I'd like to share with you a letter R.G. Holland wrote to his classmates urging them to attend this reunion. I quote, "The 1900's are over and it's the year 2000. In just a few months it will have been 35 to 40 years since we walked across the stage in the old school cafeteria building at Petrolia, Texas, to receive our high school diplomas.

"With a sigh of relief most of us thought we were attending our last school class and taking our last test. Yet here over a third of a century later, many of us are still taking tests and attending classes of some sort for jobs, hovvies, recreation, etc. Sometimes it seems as if it were only a few short years ago, but when we look at the changes, it feels like another lifetime ago.

"And what changes there have been!

"From concerns about who's dating whom and whom we need to beat in next week's basketball tournament to which grandkid is having a birthday and what's happening to our retirement plan. We've gone from mag wheels to meg-a-hertz and from frog gigs to gig-a-bytes. Leaving our high school days behind, we thought that the most technical thing we might need to do was to operate a truck or tractor or a typewriter or a calculator.

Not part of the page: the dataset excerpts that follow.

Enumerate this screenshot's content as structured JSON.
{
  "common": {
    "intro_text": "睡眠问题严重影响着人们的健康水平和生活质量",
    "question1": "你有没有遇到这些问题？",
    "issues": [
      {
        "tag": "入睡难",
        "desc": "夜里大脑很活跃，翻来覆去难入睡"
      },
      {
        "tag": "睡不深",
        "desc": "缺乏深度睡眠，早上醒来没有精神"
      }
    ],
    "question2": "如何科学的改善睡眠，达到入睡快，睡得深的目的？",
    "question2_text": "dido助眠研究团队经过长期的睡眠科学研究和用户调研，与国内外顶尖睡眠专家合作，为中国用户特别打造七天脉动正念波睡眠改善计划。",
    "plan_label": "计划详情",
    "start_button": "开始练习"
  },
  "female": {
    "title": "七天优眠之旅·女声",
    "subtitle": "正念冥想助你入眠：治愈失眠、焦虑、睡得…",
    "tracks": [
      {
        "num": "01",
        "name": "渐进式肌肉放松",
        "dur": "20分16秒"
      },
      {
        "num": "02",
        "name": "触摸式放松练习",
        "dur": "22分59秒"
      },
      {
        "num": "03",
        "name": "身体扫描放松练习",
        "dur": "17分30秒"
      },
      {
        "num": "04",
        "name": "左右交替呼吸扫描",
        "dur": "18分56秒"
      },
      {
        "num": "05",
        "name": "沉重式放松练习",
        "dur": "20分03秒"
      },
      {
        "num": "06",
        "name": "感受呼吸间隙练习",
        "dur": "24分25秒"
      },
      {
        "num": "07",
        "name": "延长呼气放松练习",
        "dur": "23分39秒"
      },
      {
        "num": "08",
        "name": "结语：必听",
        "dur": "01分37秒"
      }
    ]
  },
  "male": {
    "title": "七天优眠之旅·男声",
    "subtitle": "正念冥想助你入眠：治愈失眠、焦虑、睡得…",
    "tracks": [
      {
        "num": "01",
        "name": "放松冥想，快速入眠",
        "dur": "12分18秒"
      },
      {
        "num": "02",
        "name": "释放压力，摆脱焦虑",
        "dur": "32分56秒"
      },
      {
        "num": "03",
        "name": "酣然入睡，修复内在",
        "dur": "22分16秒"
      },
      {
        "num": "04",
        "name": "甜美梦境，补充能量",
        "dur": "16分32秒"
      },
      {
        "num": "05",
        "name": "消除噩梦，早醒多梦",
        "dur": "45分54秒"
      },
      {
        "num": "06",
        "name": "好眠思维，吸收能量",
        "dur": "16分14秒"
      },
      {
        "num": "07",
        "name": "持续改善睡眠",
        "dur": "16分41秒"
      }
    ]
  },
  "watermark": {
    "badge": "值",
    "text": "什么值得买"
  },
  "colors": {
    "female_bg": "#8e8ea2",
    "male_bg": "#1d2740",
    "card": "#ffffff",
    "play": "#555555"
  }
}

Now with a push of a button on a remote control we select from a 50-channel cable or satellite network and connect to a world wide web of electronic networks with a 'click of a mouse.' And surfing has nothing to do with water.

"I'm composing this letter on a word processor where with the push of a button I can correct all of the spelling and grammar mistakes I still make. Another button will print one or several copies of the letter and another button can electronically mail it to anyone with a computer or a fax machine. Incredible, science fiction stuff? No, very common everyday stuff!

"And then there are the changes in us. Seems most of us have lost some hair or hair color, muscle tone, youthful figures, short-term memory, etc. And on a sadder note we've already begun to lose classmates to the ravages of time."


We had to fight 2 world wars, the Korean conflict, the Vietnam War, Desert Storm, in Bosnia, Somalia, Kosovo and other hot spots to try to keep the world from being completely overrun by forces of evil.

Pick up your morning paper or turn on the news. School shootings, low behavior in high places, family breakups - even confusion as to what constitutes a family - so much sexual immorality. If we think things are so bad, will we eventually say, "Enough is enough," and actively participate in our communities through the schools and churches, in clean-up campaigns? Will we study issues and will we all go vote our convictions? Will we hold our public officials accountable? Will we teach good citizenship by example?

Maybe I have rose-colored lenses in my glasses, but I believe in the basic goodness of humanity and I certainly believe in the love and goodness of God so that we will come out o.k.

We can recapture the good things of the past as we zoom along now and into the future and enjoy the good things there!

Let me quote an ad from the paper as one such list of specific changes over the years. I'm sure you will recognize them all.

"Brooklyn Bridge, Kitty Hawk, Model T's, and mustard gas, Life, Jack Dempsey, radio, Burma Shave, Bonnie and Clyde, Al Capone, Betty Davis, polio, the jitterbug, Flash Gordon, washing machines, Pearl Harbor, Irving Berlin, ration cards, Betty Grable, television, ducktails and poodle cuts, potato chips, coonskin caps, hoola hoops, John Wayne and Arnold Palmer, the Beatles, IBM, love-ins, draft dodgers, DNA, POW, disco, computers, MTV, body piercing, polyester, Visa and Mastercard, Atari, Princess Di, fertility pills, Nike, Apple, Microsoft, rap music, CNN, O.J. Simpson, the Internet, liposuction, Pokemon, cloning, Viagra, debit cards, CDs."